During that time people grew less interested about the overarching plot and more in tune with how their character fit into that plot and how things mattered to that character.

When the game finally wrapped up in the end it didn't really matter what the characters did up until a point then they had to make a final decision and go to the final room for the ending. Some people really liked the ending. Some said it was okay. But ALL of them wanted an epilogue for their character.

As staff on that game, I got to see first-hand how people's reactions were. And I came to the conclusion that if you give players choice they want their voice to matter. The Animania games were criticized as ones that railroaded you to one ending. We were called out on the impression that it didn't matter what the players did, the Animania story would trump that and thus there was no 'player freedom'. We listened to the feedback, we said we would change, we tried to change, but in the end there had to be one ending.

So I understand where the creative writers and staff of Bioware is coming from. They're going through the same issues we went through with Animania. Both games gave the players 'choice' and said your voice matters. And both were railroaded into one ending.

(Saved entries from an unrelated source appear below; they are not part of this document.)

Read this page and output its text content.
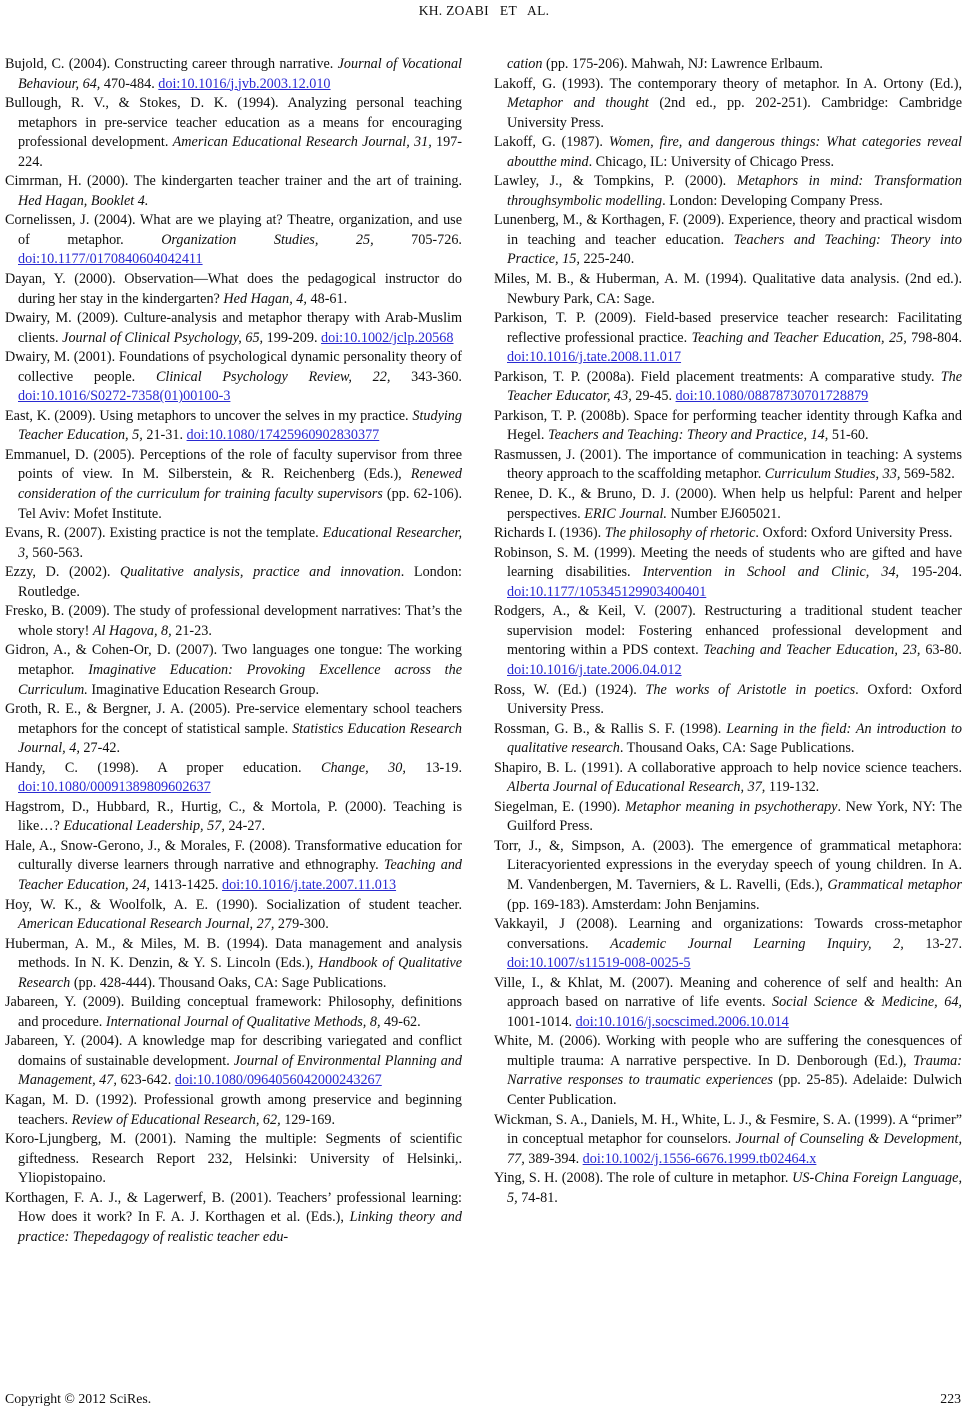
KH. ZOABI   ET   AL.

Bujold, C. (2004). Constructing career through narrative. Journal of Vocational Behaviour, 64, 470-484. doi:10.1016/j.jvb.2003.12.010

Bullough, R. V., & Stokes, D. K. (1994). Analyzing personal teaching metaphors in pre-service teacher education as a means for encouraging professional development. American Educational Research Journal, 31, 197-224.

Cimrman, H. (2000). The kindergarten teacher trainer and the art of training. Hed Hagan, Booklet 4.

Cornelissen, J. (2004). What are we playing at? Theatre, organization, and use of metaphor. Organization Studies, 25, 705-726. doi:10.1177/0170840604042411

Dayan, Y. (2000). Observation—What does the pedagogical instructor do during her stay in the kindergarten? Hed Hagan, 4, 48-61.

Dwairy, M. (2009). Culture-analysis and metaphor therapy with Arab-Muslim clients. Journal of Clinical Psychology, 65, 199-209. doi:10.1002/jclp.20568

Dwairy, M. (2001). Foundations of psychological dynamic personality theory of collective people. Clinical Psychology Review, 22, 343-360. doi:10.1016/S0272-7358(01)00100-3

East, K. (2009). Using metaphors to uncover the selves in my practice. Studying Teacher Education, 5, 21-31. doi:10.1080/17425960902830377

Emmanuel, D. (2005). Perceptions of the role of faculty supervisor from three points of view. In M. Silberstein, & R. Reichenberg (Eds.), Renewed consideration of the curriculum for training faculty supervisors (pp. 62-106). Tel Aviv: Mofet Institute.

Evans, R. (2007). Existing practice is not the template. Educational Researcher, 3, 560-563.

Ezzy, D. (2002). Qualitative analysis, practice and innovation. London: Routledge.

Fresko, B. (2009). The study of professional development narratives: That’s the whole story! Al Hagova, 8, 21-23.

Gidron, A., & Cohen-Or, D. (2007). Two languages one tongue: The working metaphor. Imaginative Education: Provoking Excellence across the Curriculum. Imaginative Education Research Group.

Groth, R. E., & Bergner, J. A. (2005). Pre-service elementary school teachers metaphors for the concept of statistical sample. Statistics Education Research Journal, 4, 27-42.

Handy, C. (1998). A proper education. Change, 30, 13-19. doi:10.1080/00091389809602637

Hagstrom, D., Hubbard, R., Hurtig, C., & Mortola, P. (2000). Teaching is like…? Educational Leadership, 57, 24-27.

Hale, A., Snow-Gerono, J., & Morales, F. (2008). Transformative education for culturally diverse learners through narrative and ethnography. Teaching and Teacher Education, 24, 1413-1425. doi:10.1016/j.tate.2007.11.013

Hoy, W. K., & Woolfolk, A. E. (1990). Socialization of student teacher. American Educational Research Journal, 27, 279-300.

Huberman, A. M., & Miles, M. B. (1994). Data management and analysis methods. In N. K. Denzin, & Y. S. Lincoln (Eds.), Handbook of Qualitative Research (pp. 428-444). Thousand Oaks, CA: Sage Publications.

Jabareen, Y. (2009). Building conceptual framework: Philosophy, definitions and procedure. International Journal of Qualitative Methods, 8, 49-62.

Jabareen, Y. (2004). A knowledge map for describing variegated and conflict domains of sustainable development. Journal of Environmental Planning and Management, 47, 623-642. doi:10.1080/0964056042000243267

Kagan, M. D. (1992). Professional growth among preservice and beginning teachers. Review of Educational Research, 62, 129-169.

Koro-Ljungberg, M. (2001). Naming the multiple: Segments of scientific giftedness. Research Report 232, Helsinki: University of Helsinki,. Yliopistopaino.

Korthagen, F. A. J., & Lagerwerf, B. (2001). Teachers’ professional learning: How does it work? In F. A. J. Korthagen et al. (Eds.), Linking theory and practice: Thepedagogy of realistic teacher edu-

cation (pp. 175-206). Mahwah, NJ: Lawrence Erlbaum.

Lakoff, G. (1993). The contemporary theory of metaphor. In A. Ortony (Ed.), Metaphor and thought (2nd ed., pp. 202-251). Cambridge: Cambridge University Press.

Lakoff, G. (1987). Women, fire, and dangerous things: What categories reveal aboutthe mind. Chicago, IL: University of Chicago Press.

Lawley, J., & Tompkins, P. (2000). Metaphors in mind: Transformation throughsymbolic modelling. London: Developing Company Press.

Lunenberg, M., & Korthagen, F. (2009). Experience, theory and practical wisdom in teaching and teacher education. Teachers and Teaching: Theory into Practice, 15, 225-240.

Miles, M. B., & Huberman, A. M. (1994). Qualitative data analysis. (2nd ed.). Newbury Park, CA: Sage.

Parkison, T. P. (2009). Field-based preservice teacher research: Facilitating reflective professional practice. Teaching and Teacher Education, 25, 798-804. doi:10.1016/j.tate.2008.11.017

Parkison, T. P. (2008a). Field placement treatments: A comparative study. The Teacher Educator, 43, 29-45. doi:10.1080/08878730701728879

Parkison, T. P. (2008b). Space for performing teacher identity through Kafka and Hegel. Teachers and Teaching: Theory and Practice, 14, 51-60.

Rasmussen, J. (2001). The importance of communication in teaching: A systems theory approach to the scaffolding metaphor. Curriculum Studies, 33, 569-582.

Renee, D. K., & Bruno, D. J. (2000). When help us helpful: Parent and helper perspectives. ERIC Journal. Number EJ605021.

Richards I. (1936). The philosophy of rhetoric. Oxford: Oxford University Press.

Robinson, S. M. (1999). Meeting the needs of students who are gifted and have learning disabilities. Intervention in School and Clinic, 34, 195-204. doi:10.1177/105345129903400401

Rodgers, A., & Keil, V. (2007). Restructuring a traditional student teacher supervision model: Fostering enhanced professional development and mentoring within a PDS context. Teaching and Teacher Education, 23, 63-80. doi:10.1016/j.tate.2006.04.012

Ross, W. (Ed.) (1924). The works of Aristotle in poetics. Oxford: Oxford University Press.

Rossman, G. B., & Rallis S. F. (1998). Learning in the field: An introduction to qualitative research. Thousand Oaks, CA: Sage Publications.

Shapiro, B. L. (1991). A collaborative approach to help novice science teachers. Alberta Journal of Educational Research, 37, 119-132.

Siegelman, E. (1990). Metaphor meaning in psychotherapy. New York, NY: The Guilford Press.

Torr, J., &, Simpson, A. (2003). The emergence of grammatical metaphora: Literacyoriented expressions in the everyday speech of young children. In A. M. Vandenbergen, M. Taverniers, & L. Ravelli, (Eds.), Grammatical metaphor (pp. 169-183). Amsterdam: John Benjamins.

Vakkayil, J (2008). Learning and organizations: Towards cross-metaphor conversations. Academic Journal Learning Inquiry, 2, 13-27. doi:10.1007/s11519-008-0025-5

Ville, I., & Khlat, M. (2007). Meaning and coherence of self and health: An approach based on narrative of life events. Social Science & Medicine, 64, 1001-1014. doi:10.1016/j.socscimed.2006.10.014

White, M. (2006). Working with people who are suffering the conesquences of multiple trauma: A narrative perspective. In D. Denborough (Ed.), Trauma: Narrative responses to traumatic experiences (pp. 25-85). Adelaide: Dulwich Center Publication.

Wickman, S. A., Daniels, M. H., White, L. J., & Fesmire, S. A. (1999). A “primer” in conceptual metaphor for counselors. Journal of Counseling & Development, 77, 389-394. doi:10.1002/j.1556-6676.1999.tb02464.x

Ying, S. H. (2008). The role of culture in metaphor. US-China Foreign Language, 5, 74-81.

Copyright © 2012 SciRes.	223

(Side note: I'm still keeping my hope alive that Bioware is doing this as a calculated move and will release the end of the ending in April as DLC.)

The part that I don't like is them being surprised by the negative reaction. Have they not ran a massive game with passionate fans before?

Them being surprised lets me know their pulse was not in tune with the masses. I'm fine if they wanted to write whatever ending they wanted, but they shouldn't be surprised if people don't like it and want to hold you accountable for writing something bad. They backed themselves into a corner when they gave the illusion of 'choice'. We did the same thing in Animania. Sure we were able to change things and adapt things and make things differently...up until the final point in the game...that's when things did have to get railroaded towards the 'ending that would blow your mind'. Which is exactly the same things Bioware has done with ME3, and the reactions of players in both games has been the same. (Not as volatile for Animania, but we only had 50 players not 5 million.)